Finding things to eat here is tricky, mostly because the alphabet means nothing to me. I can eyeball a word and get a sense of what it means - some of the letters are same or similar - for example 'restaurant' looks like PECTOPAH, I think. But combine a new alphabet with wacky typography and sometimes you're out of luck. Being on foot would make it easier, but I'm mostly in the car due to the weight of the camera.
On top of this there's the total gamble that you face every time you look at a menu... And the tiny proportion of murmanskers (?) that speak English: so far most of my conversations have been a mix of drawings, sound effects and mime.
So, scarfed down some ham and pickles and a coffee, and hit the road. Three main objectives to tackle before I can start shooting:
1) fixing the flat tyre so that the rental shop doesn't have to look at the underside of my car, which is a total mess at this point
2) paying the fine for the port incident at a SBERBANK.
3) taking proof of payment of the fine down to the port authorities so they can clear the case
First stop, then, a tyre shop that one of the hotel guys had recommended. On the way to the place I caught a view of the city framed with Ladas, garbage and council housing, dotted with old people moving with arthritic determination to take care of whatever urgent business old people have in Murmansk. I climbed up onto a flat roof near the highway to shoot it. As usual, every passing car slowed to rubberneck.
I arrived at the tyre place and for the first time since arriving in Russia I knew what to say, thanks to the totally useless iPhone travel lingo app that I had bought for $10, two hours before boarding my flight. How much will it cost to fix, I asked, pointing at the huge screw protruding from the rubber. Of course, I already knew that I wouldn't be able to parse the answer, so I just grinned like a moron until he got a calculator and tapped out '310'.
Seemed a little high; I had a tyre plugged in NYC for about six bucks just recently. But whatever, I figured it's tourist price, and I was in no position to debate. Weirdly, they added another 150 to mount the fixed tyre, but whatever.
Next up, SBERBANK! Paying the fine was another hilarious nightmare. My federal friend had made a document that I was to hand to a teller at the bank; she would transfer the cash I handed her to the correct government account, and give me a receipt that I could show the port people.
First problem: the details that Dimitry had given me didn't match anything in the system. It was basically one of two accounts, neither of which was an exact match.
Second problem: she didn't speak a word of English.
Once we had picked an account - basically an educated guess - she asked me how much I wanted to pay. Given that dimitry had told me a thousand rubles, I just pointed at the note I'd placed in front of her.
At this point her eyes kind of went wide, and I became very confused. I wasn't sure if that meant that it was a huge fine (I think 1000r is like 70 bucks?) or a very small fine; no amount of charades shed any light on this.
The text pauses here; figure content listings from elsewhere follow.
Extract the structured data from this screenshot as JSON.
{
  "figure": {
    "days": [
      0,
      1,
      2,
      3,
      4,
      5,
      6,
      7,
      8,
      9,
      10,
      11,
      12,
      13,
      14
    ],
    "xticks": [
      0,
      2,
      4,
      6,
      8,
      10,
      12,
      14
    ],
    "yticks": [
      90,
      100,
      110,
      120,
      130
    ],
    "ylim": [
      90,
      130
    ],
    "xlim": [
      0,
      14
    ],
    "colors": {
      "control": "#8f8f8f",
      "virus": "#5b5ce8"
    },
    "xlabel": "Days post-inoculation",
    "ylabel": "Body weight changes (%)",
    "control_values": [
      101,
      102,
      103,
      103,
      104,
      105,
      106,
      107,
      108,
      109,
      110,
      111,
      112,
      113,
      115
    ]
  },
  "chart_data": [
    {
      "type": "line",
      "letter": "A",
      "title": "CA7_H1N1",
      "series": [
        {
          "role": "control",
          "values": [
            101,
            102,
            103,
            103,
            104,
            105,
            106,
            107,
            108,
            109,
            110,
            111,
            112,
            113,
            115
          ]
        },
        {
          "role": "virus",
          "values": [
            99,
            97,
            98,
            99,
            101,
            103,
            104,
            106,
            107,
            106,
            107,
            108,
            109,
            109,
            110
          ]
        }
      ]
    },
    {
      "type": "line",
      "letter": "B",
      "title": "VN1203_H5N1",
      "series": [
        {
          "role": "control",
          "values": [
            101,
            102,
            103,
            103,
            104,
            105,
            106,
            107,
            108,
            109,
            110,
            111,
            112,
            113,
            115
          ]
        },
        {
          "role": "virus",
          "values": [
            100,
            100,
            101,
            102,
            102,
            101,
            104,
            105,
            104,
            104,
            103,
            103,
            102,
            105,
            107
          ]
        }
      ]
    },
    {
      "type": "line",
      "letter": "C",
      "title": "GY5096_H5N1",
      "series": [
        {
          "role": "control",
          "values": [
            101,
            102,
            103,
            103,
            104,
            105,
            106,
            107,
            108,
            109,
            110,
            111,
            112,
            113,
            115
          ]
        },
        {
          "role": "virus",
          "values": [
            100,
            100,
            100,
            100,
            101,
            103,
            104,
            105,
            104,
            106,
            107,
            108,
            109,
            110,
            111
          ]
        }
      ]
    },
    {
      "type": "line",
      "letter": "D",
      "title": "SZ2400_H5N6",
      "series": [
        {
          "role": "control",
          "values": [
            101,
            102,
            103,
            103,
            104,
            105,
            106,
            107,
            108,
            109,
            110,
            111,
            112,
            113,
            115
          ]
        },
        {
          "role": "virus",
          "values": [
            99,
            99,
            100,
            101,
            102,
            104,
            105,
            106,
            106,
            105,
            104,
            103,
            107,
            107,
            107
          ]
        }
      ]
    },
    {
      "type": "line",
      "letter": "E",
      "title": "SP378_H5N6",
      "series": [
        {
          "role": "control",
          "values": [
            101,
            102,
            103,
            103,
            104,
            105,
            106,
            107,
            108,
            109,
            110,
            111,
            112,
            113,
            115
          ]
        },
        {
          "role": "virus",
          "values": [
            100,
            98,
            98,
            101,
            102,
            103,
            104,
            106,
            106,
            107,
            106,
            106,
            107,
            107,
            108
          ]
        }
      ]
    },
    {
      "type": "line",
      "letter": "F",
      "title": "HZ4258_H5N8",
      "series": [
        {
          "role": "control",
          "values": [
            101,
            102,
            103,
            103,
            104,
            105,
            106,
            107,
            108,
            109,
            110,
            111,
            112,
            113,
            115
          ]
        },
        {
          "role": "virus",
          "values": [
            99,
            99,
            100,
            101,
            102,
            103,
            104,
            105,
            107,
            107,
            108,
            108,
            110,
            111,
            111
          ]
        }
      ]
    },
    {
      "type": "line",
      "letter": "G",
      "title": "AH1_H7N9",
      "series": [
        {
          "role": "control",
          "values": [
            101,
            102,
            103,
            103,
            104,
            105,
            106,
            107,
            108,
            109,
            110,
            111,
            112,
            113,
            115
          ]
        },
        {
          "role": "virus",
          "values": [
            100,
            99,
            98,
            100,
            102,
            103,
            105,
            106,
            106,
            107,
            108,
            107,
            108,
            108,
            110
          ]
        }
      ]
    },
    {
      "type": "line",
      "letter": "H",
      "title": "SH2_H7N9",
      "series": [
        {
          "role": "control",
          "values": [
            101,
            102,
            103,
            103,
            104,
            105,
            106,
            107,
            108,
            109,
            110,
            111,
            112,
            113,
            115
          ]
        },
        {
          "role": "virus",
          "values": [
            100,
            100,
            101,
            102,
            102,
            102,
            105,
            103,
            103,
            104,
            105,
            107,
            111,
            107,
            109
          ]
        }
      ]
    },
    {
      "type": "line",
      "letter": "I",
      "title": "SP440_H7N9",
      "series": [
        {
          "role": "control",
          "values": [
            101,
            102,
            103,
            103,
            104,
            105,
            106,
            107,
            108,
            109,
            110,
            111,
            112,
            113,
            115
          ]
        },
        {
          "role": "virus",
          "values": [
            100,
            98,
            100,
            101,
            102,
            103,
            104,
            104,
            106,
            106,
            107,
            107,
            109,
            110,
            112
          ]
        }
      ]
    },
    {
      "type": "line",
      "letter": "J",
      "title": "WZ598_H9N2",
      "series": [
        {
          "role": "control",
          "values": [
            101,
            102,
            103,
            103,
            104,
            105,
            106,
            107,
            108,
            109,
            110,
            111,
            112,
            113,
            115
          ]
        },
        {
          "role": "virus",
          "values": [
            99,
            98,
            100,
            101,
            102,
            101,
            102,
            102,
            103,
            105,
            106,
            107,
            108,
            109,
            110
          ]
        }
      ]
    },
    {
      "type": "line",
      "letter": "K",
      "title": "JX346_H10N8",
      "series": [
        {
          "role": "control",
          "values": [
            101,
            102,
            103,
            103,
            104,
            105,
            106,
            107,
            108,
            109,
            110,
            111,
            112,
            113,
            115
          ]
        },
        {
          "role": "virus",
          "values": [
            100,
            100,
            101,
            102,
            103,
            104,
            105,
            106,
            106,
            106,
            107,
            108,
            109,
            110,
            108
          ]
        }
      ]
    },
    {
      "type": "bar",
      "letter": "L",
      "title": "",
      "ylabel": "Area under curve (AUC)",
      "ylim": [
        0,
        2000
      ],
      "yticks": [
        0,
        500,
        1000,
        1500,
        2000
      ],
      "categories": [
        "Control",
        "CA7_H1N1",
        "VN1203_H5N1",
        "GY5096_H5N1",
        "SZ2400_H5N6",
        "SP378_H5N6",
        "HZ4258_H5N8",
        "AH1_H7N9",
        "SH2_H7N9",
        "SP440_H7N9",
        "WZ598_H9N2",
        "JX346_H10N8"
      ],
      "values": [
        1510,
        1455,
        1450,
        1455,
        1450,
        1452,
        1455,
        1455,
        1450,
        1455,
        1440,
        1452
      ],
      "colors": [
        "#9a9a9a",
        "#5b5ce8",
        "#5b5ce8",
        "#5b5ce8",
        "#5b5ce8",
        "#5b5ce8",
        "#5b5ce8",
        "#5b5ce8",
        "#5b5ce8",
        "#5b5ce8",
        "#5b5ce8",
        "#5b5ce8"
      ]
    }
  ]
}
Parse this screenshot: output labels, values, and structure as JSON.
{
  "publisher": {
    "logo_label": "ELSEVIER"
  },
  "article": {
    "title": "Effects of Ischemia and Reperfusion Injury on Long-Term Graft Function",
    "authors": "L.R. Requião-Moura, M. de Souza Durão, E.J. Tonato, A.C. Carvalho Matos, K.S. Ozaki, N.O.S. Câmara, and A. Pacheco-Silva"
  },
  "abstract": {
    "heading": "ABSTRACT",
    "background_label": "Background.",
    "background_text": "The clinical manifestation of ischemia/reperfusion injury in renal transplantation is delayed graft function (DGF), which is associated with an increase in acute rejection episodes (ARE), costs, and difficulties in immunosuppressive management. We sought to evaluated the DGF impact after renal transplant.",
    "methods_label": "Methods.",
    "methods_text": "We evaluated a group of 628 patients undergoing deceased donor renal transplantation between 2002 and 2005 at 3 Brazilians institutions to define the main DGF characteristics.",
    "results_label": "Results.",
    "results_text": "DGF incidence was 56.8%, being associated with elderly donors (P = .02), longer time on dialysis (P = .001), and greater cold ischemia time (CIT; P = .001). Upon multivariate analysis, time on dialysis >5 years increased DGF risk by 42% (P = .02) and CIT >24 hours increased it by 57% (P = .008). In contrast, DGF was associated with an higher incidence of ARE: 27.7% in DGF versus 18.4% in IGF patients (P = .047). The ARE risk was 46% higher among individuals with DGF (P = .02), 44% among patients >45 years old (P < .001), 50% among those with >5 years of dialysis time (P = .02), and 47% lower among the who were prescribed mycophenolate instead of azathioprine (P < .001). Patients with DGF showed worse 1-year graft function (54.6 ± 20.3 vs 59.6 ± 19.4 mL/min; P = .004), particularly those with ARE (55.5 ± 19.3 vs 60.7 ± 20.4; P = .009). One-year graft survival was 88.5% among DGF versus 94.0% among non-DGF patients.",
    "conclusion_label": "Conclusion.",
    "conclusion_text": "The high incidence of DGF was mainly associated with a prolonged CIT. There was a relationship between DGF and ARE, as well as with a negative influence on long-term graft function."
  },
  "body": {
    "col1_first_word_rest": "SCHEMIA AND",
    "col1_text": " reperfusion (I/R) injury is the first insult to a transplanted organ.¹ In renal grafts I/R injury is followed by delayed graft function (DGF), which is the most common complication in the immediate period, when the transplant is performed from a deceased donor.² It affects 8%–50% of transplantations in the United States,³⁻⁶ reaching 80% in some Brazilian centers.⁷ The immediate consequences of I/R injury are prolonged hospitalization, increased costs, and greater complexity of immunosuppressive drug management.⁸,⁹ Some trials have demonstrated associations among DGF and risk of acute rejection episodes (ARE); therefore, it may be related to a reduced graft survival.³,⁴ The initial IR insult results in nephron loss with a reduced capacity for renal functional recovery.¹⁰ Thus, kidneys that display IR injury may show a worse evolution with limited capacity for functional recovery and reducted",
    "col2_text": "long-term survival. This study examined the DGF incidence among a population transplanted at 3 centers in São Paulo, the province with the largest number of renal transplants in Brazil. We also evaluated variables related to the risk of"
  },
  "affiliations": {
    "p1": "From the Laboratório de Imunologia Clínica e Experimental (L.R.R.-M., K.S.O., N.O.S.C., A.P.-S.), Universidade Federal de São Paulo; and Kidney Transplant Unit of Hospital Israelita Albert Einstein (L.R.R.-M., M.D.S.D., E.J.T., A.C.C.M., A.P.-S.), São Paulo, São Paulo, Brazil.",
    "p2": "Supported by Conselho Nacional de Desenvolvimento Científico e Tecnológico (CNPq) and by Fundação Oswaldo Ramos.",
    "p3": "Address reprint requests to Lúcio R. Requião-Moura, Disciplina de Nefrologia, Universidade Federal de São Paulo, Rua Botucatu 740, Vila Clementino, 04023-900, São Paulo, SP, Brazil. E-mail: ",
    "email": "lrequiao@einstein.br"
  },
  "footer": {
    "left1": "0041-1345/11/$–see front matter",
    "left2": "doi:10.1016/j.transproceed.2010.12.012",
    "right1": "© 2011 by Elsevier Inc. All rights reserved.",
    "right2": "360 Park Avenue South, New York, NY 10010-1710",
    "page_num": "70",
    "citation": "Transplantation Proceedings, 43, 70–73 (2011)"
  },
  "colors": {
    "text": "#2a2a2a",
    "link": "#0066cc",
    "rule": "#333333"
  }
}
But eventually, having infuriated a whole line of old people behind me, the job was done.
Two down, so I headed back to the port with the note that Dimitry had given me to present to the security guards. Five minutes later I was back on the street, wondering if this anonymous donation to possibly the wrong government account had any paper trail linking back to close my case.
A few blocks away I spot Dimitry, this time in military uniform; he spots me as I'm pulling up to a traffic light, waves enthusiastically. I pull over, wind down the window, and we chat for a bit. He asks what I'm doing. You know, the usual. He laughs. I point out some spots on a map and we talk about where I can and can't go, helpfully recommending plenty of tourist spots (or, Murmansk's closest equivalents) that I know straight away will not yield anything good. Ignoring most of his advice, I spend the rest of the day getting some better shots, bringing the total to 46 colour and 32 b&w. Retire once again to the hotel to watch some more news - somehow, I never seem to have time to watch the news when I'm at home - and get ready for an early start.